EDIT: yes, it turns out this error only happens through the app. App launches just fine downloaded from the web, or if I launch it from the downloaded folder. I, however, have never encountered this error on itch before. This is almost certainly a configuration problem with this package.
Now that I've played it, it's quite fun! Got me a bit hooked (I must admit that I'm a sucker for Cellular Automata).
they aren't platform specific, but compiling for macOS requires an Apple Developer Licence + SDK + XCode + an actual macOS install on actual Apple hardware. Meanwhile with windows + linux, you don't even need both systems - you can compile for either from either. It would only be fair for them to charge even more for the macOS version to make up all that cost.

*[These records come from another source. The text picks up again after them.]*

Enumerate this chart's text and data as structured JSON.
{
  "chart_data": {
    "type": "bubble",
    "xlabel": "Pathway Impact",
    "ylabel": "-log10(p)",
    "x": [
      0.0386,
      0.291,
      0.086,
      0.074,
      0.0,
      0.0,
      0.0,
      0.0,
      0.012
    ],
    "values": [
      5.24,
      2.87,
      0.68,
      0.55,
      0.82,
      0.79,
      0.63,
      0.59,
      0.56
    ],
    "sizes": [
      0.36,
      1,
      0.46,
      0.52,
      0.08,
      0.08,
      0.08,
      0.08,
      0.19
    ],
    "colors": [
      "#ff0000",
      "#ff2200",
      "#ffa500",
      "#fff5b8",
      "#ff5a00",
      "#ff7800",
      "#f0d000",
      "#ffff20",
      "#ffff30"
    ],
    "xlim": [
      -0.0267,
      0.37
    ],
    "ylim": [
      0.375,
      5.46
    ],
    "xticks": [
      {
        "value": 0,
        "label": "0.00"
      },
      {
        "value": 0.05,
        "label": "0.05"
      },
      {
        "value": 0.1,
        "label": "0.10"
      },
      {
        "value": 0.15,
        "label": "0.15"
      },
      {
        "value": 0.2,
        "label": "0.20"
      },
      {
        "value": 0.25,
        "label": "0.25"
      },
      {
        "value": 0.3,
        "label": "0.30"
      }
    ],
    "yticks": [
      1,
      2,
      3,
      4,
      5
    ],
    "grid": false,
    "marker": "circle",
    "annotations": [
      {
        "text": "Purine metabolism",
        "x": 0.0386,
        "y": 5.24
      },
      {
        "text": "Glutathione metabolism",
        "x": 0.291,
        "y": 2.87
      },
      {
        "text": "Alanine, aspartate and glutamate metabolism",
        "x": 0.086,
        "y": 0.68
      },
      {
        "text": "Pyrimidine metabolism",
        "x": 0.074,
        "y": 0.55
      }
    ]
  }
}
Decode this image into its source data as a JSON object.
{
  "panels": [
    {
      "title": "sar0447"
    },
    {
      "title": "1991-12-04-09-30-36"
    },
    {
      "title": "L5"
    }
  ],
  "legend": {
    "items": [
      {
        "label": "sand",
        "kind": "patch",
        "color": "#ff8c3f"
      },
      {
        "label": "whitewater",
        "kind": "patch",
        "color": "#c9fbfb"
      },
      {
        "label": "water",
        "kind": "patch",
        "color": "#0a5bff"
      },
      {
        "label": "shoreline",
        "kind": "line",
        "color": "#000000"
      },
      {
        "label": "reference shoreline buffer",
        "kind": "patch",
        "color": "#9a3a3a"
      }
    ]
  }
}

Last I checked, Godot supports WebGL, OpenGL 2, OpenGL 3 and Vulkan. I think it supports the android *gl thing as well. The trick is that the gamedev has to tell Godot which ones to support, and it's not very convenient. (he's put in the work though - there's a .bat script)
Further resarch shows you're right OpenGL 2 is no longer supported.
that'd be a horrible user experience. virtual machines can't even run on most hardware without BIOS tweaks.
use wine instead. It translates Windows syscalls into Linux syscalls without any emulation or virtualization, so is much faster. Further, wine allows the app's windows to open like they are native windows.
No. Chromebooks require specific support that the dev doesn't provide. Further, Chromebooks are based on Linux and this app doesn't even "support" Linux. Normally Chromebook native apps can use web-based APIs, but in this case, where it's a game inside your Desktop Environment, it isn't possible from within the web browser. It might be doable, but they'd have to go far out of their way.
If you're on linux, get mesa. If you're on Windows, get mesa and go through some pain to get it working - but it is possible. It might work on other OS-es perhaps maybe.
Mesa translates graphics apis, (OpenGL1,2,3, Vulkan, older DX, and more) into lower-level apis your drivers _do_ support.
Good luck. There might be an online guide.
Yeah, most likely either the signature expired, or it wasn't signed to begin with. This is very common for indie software - the fee to get the signature key isn't seen as worth it for a lot of indie windows devs. (I say windows bc they won't release a linux or mac version for some reason despite literally using Godot)
It's sad that this game doesn't doesn't distribute a Linux binary - especially sad since it's the exact same amount of effort to export for Linux as Windows when you're using Godot. I bet it'd even run better on Linux than it would Windows. For now - I'm stuck with Wine.